Ülkemizde baroların tarihi, aynı zamanda hak mücadelelerinin tarihidir. Sıkıyönetim dönemlerinden olağanüstü hal süreçlerine, darbe hukukundan güncel insan hakları ihlallerine kadar uzanan her dönemde barolar, hukukun onurunu ayakta tutma sorumluluğunu üstlenmiştir. Bu nedenle barolar, yalnızca meslek örgütleri olarak varlık göstermez; aynı zamanda demokrasinin, hukuk devletinin ve insan hakları mücadelesinin kurumsal taşıyıcılarıdır. Bu gelenek, ANKARA BAROSUNDA bugün de varlığını sürdürmektedir.

İnsan haklarının korunması, yargı makamlarının ya da hukukçuların sorumluluğu olduğu kadar, toplumun tüm kesimlerinin ortak sorumluluğudur. Bugün burada yapılan bu basın açıklaması, bu ortak sorumluluğun yüksek sesle ifade edilmesidir.

Bizler, insan onurunu esas alan bir adalet düzeninin mümkün olduğu inancını taşımaya devam ediyor ve özgürlük ile güvenlik arasındaki dengenin merkezinde insan haklarının yer alması gerektiğini savunuyoruz.

10 Aralık Dünya İnsan Hakları Günü vesilesiyle bir kez daha yüksek sesle ifade ediyoruz:

İnsan hakları bir ayrıcalık alanı olarak doğmaz. İnsan hakları, insan olmanın doğal sonucudur.

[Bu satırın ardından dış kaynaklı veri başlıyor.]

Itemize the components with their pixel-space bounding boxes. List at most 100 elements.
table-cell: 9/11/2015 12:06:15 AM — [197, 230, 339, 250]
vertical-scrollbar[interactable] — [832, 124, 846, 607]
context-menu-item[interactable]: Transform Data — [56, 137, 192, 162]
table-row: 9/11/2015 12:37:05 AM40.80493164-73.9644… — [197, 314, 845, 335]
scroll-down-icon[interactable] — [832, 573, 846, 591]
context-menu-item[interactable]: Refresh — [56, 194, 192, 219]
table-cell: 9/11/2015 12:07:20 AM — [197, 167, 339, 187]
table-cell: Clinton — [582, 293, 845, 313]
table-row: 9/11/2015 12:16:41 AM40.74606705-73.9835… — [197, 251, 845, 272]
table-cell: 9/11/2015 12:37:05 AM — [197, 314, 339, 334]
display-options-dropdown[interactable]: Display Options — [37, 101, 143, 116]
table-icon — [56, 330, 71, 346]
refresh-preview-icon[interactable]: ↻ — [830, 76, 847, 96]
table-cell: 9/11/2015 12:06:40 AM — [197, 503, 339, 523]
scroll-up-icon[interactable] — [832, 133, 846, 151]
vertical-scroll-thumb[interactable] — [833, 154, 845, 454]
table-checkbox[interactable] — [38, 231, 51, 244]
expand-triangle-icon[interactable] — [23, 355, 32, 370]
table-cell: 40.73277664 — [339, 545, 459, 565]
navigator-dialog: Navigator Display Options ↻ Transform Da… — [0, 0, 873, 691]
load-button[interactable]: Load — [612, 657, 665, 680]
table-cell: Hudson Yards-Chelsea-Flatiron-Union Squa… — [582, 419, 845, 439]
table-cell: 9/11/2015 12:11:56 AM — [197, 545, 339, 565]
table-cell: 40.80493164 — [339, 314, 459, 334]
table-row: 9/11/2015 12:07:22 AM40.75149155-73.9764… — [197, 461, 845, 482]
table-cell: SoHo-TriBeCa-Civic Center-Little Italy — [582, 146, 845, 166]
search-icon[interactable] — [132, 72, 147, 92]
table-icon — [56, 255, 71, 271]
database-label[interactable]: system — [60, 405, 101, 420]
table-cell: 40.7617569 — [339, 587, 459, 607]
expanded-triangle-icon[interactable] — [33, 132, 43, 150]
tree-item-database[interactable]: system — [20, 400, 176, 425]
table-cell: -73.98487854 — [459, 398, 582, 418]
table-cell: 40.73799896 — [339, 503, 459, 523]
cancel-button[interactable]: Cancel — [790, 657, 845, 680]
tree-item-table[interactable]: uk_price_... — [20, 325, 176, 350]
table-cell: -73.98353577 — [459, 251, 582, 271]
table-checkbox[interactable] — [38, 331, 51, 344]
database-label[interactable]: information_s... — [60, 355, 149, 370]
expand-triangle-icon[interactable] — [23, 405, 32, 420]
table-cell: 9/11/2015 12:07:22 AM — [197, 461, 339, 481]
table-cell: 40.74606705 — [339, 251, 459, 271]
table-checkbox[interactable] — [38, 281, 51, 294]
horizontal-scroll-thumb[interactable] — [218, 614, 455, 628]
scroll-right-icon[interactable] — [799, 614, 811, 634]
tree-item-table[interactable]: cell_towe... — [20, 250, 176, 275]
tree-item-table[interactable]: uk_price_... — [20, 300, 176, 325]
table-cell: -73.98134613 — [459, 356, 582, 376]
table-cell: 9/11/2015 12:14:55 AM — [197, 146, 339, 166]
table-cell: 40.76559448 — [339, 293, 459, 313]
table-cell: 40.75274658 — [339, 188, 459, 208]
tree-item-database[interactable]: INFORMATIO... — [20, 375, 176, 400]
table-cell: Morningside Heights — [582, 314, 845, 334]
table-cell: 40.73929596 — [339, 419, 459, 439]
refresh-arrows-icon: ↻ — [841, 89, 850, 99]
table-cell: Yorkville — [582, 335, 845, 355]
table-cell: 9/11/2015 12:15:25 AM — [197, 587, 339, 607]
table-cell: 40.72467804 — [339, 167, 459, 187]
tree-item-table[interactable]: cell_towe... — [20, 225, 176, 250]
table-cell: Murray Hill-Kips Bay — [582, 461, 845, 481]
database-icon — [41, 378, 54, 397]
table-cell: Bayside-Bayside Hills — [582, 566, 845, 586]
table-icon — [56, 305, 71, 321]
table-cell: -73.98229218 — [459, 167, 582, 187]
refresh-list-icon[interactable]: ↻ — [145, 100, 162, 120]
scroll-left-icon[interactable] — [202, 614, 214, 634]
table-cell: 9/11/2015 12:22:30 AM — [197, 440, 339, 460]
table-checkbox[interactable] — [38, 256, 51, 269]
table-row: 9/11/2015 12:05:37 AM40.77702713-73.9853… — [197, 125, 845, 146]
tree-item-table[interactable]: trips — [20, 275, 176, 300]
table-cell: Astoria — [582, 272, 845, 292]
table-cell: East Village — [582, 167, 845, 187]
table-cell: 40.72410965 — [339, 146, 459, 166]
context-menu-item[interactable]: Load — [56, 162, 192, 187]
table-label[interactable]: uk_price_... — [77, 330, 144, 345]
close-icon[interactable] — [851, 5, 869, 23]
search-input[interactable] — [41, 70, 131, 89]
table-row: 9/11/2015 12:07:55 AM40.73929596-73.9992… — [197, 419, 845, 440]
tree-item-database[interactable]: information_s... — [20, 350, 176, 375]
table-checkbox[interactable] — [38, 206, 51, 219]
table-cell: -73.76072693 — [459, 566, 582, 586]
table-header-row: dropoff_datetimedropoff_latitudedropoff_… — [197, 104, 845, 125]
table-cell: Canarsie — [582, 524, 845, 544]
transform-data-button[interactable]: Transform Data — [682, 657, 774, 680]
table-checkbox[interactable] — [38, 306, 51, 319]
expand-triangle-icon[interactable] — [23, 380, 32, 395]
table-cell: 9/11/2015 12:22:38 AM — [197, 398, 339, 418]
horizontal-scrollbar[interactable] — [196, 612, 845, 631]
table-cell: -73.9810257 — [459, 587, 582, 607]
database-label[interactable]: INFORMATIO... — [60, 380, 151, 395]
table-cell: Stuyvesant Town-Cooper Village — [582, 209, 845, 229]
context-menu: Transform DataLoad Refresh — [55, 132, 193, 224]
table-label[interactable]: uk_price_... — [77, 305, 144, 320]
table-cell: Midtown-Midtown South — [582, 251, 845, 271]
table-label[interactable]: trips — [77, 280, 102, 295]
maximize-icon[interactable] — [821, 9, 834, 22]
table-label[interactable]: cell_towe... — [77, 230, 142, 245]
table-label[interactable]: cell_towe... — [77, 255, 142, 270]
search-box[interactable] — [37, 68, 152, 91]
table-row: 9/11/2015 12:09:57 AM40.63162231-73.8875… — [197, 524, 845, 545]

Bu haklar, yalnızca savunulduğu ölçüde yaşar. Ankara Barosu, bu bilinçle insan hakları alanındaki her ihlalin takipçisi olmayı, her mağduriyetin karşısında hukukun gücünü büyütmeyi, her yurttaşın adalete erişim mücadelesinde yanında yer almayı kararlılıkla sürdürecektir.” ifadelerine yer verildi.